RL - Introduction

18 Mar 2019

들어가며

이 시리즈는 OpenAI 에서 나온 spinning up 에 소개된 key papers 를 중심으로 최근 RL 에서 연구되고 있는 여러 분야들을 알아봅니다. 논문을 디테일하고 엄밀하게 살펴보기보다는 각 논문에서 제안하는 핵심적인 아이디어들을 직관적으로 설명하는 것에 중점을 두었습니다. 논문에 따라 디테일한 부분이나 이론적인 부분을 조금 자세히 설명하는 경우도 있지만, 모든 디테일들이 궁금하다면 논문을 함께 참조하기 바랍니다.

이후의 내용들은 편의상 평어로 작성되었습니다.

Overview

taxonomy OpenAI spinning up 의 RL 알고리즘 분류

모든 분류가 그렇듯이 RL 알고리즘도 위와 같은 트리 구조로 분류하기에는 어려움이 있다. 전체적인 분류 형태를 참조만 하도록 하자.

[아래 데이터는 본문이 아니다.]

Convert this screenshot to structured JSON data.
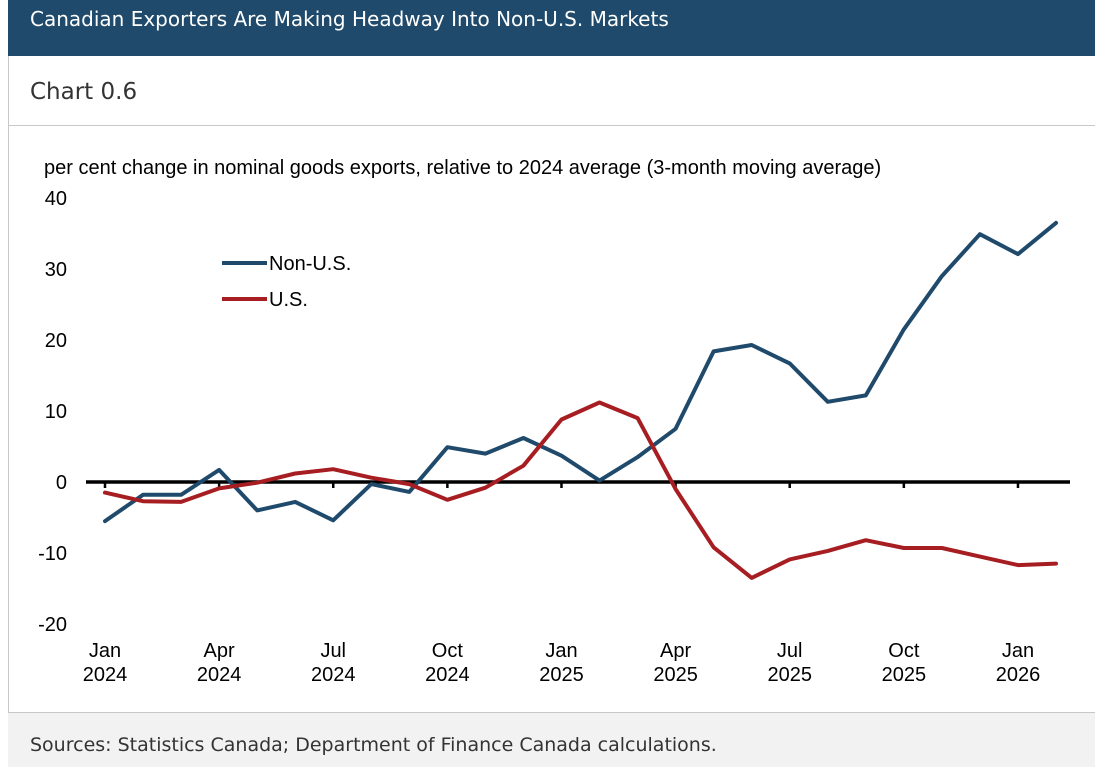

Spinning up 에서 소개하고 있는 모든 key papers 를 여기서 다루는 것은 아니며, 반대로 여기에서 소개하는 논문이 key papers 에 없는 경우도 있다. 이 시리즈에서 다룰 논문들은 다음과 같다:

참고)

아래 논문 리스트 및 순서는 확정된 것이 아니며, 작성 과정에서 수정될 수 있음
일부 2번씩 등장하는 논문들이 있는데, 추후 해당 섹션까지 글이 작성될 때 분류를 재조정할 예정인 논문들임

Deep Q-learning
- DQN (Deep Q-Networks)
- DDQN (Double DQN)
- Dueling DQN
- PER (Priortized Experience Replay)
- C51
- NoisyNet
- Rainbow
Policy Gradients
- REINFORCE
- Actor-Critic
- Off-policy Actor-Critic
- A3C (Asynchronous Advantage Actor-Critic)
- GAE (Generalized Advantages Estimation)
- NPG (Natural Policy Gradient)
- TRPO (Trust Region Policy Optimization)
- PPO (Proximal Policy Optimization)
Deterministic Policy Gradients
- DPG (Deterministic Policy Gradients)
- DDPG (Deep DPG)
- TD3 (Twin Delayed DDPG)
Entropy Regularization
- SAC (Soft Actor-Critic)
- TAC (Tsallis Actor-Critic)
Path-Consistency Learning
- PCL (Path Consistency Learning)
Intrinsic Motivation
- CTS-based Pseudocounts
- ICM (Intrinsic Curiosity Module)
- RND (Random Network Distillation)
Hierarchical RL
- FuN (Feudal Networks)
- HIRO (Hierarchical RL with Off-policy correction)
- STRAW (Strategic Attentive Writer)
Transfer and Multitask RL
- HER (Hindsight Experience Replay)
- PathNet
Meta-RL
- RL^2
- SNAIL (Simple Neural Attentive Learner)
- MAML (Model-Agnostic Meta-Learning)
from Demonstration
- DDPGfD (DDPG from Demonstration)
- DQfD (Deep Q-learning from Demonstration)
- Overcoming Exploration with Demonstrations
- Learning from Youtube
Model-based RL
- I2A (Imagination-Augmented Agents)
- World models
- AGZ (AlphaGo Zero) / AZ (Alpha Zero) / EXIT (Expert Iteration)
Scaling RL
- A3C (Asynchronous Advantage Actor-Critic)
- IMPALA (Importance Weighted Actor-Learner Architecture)
- Ape-X
IRL
- GAIL (Generative Adversarial Imitation Learning)

DQN 이나 REINFORCE 등 시작점이 되는 알고리즘들은 간단하게 다루기는 하나 기본적으로 알고 있다고 가정한다.